A crisis in credit markets deepened on Sunday as a cluster of funds that own mortgage bonds sought to sell billions in assets to meet investor redemptions, sparking pleas for government intervention.
The sales included at least $1.25 billion of securities being listed by the AlphaCentric Income Opportunities Fund on Sunday, according to people with knowledge of the sales. It sought buyers for a swath of bonds backed primarily by private-label mortgages as it sought to raise cash, said the people, who asked not to be identified discussing the private offerings. The fund plunged 17% on Friday, bringing its total decline for the week to 31%.
“The coronavirus has resulted in severe market dislocations and liquidity issues for most segments of the bond market,” AlphaCentric’s Jerry Szilagyi said in an emailed statement on Sunday. “The Fund is not immune to these dislocations” and “like many other funds, is moving expeditiously to address the unprecedented market conditions.”
The best way to obtain favorable prices is to offer a wider range of securities for bid, Szilagyi said. He declined to discuss the amount of securities the fund put up for sale.
Funds that buy up bonds of all kinds -- from debt of America’s largest corporations to securities backed by mortgages -- have struggled with record investor withdrawals amid choppy trading conditions in fixed-income markets.

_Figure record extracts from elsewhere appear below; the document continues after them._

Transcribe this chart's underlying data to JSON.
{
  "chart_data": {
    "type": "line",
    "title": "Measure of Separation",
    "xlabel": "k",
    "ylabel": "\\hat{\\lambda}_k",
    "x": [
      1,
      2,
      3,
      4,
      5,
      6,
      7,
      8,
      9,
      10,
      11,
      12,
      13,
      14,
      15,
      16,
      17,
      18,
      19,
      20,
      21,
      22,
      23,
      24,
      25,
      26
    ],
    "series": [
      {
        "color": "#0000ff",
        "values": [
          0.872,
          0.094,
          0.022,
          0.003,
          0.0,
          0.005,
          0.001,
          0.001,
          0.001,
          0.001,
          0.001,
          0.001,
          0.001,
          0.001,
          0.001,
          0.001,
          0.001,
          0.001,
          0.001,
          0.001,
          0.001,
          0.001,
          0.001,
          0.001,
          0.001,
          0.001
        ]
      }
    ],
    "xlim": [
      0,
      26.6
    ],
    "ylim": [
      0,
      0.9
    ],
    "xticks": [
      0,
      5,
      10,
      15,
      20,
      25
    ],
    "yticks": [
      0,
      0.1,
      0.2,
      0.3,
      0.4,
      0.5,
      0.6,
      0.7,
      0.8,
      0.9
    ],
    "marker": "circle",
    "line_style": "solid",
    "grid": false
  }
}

The rush to unload mortgage-backed securities signals that a credit meltdown that began with corporate bonds is spreading to other corners of the market.

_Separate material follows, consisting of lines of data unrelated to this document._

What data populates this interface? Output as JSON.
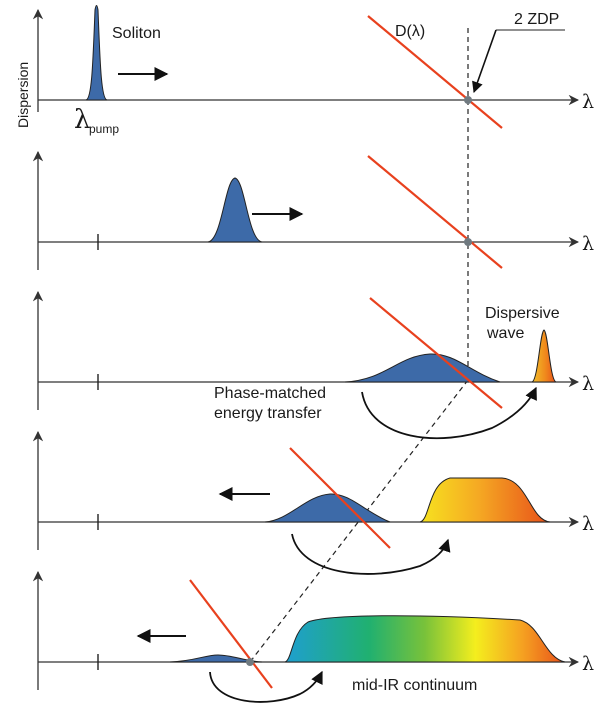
{
  "labels": {
    "y_axis": "Dispersion",
    "lambda": "λ",
    "pump_symbol": "λ",
    "pump_subscript": "pump",
    "soliton": "Soliton",
    "dispersion_curve": "D(λ)",
    "zdp": "2 ZDP",
    "dispersive_wave_line1": "Dispersive",
    "dispersive_wave_line2": "wave",
    "phase_matched_line1": "Phase-matched",
    "phase_matched_line2": "energy transfer",
    "continuum": "mid-IR continuum"
  },
  "colors": {
    "pulse_blue": "#3d6aa8",
    "dispersion_line": "#e8411e",
    "dispersive_wave": "#e8501a",
    "axis": "#333333",
    "zdp_marker": "#707a80"
  },
  "panels": [
    {
      "index": 1,
      "pulse": "soliton"
    },
    {
      "index": 2,
      "pulse": "soliton-shifted"
    },
    {
      "index": 3,
      "pulse": "soliton-and-dispersive-wave"
    },
    {
      "index": 4,
      "pulse": "broadening"
    },
    {
      "index": 5,
      "pulse": "mid-ir-continuum"
    }
  ]
}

Real estate billionaire Tom Barrack said on Sunday that the U.S. commercial-mortgage market is on the brink of collapse and predicted a “domino effect” of catastrophic economic consequences if banks and the government don’t take prompt action. The chief executive officer of Colony Capital Inc. warned in a white paper of a chain reaction of margin calls, mass foreclosures, evictions and, potentially, bank failures due to the pandemic.
Amid the selling, the Structured Finance Association, an industry group for the asset-backed securities market, asked government leaders on Sunday to step in and help boost liquidity in the market.
In a letter to U.S. Treasury Secretary Steven Mnuchin and Federal Reserve Chairman Jerome Powell, the industry group said that “the future path of the pandemic has significantly disrupted the normal functioning of credit markets.”
The group asked them to “immediately enact a new version of the Term Asset-Backed Securities Loan Facility,” a financial crisis-era program that helped support the issuance of securities backed by consumer and small-business loans. Such a measure, the group said, would help enhance the liquidity and functioning of crucial credit markets.
“We can most likely expect a continuation of price volatility across the bond market spectrum until the panic selling and market uncertainty subsides or government agencies intervene to support the broader fixed-income market,” Szilagyi said in the AlphaCentric statement.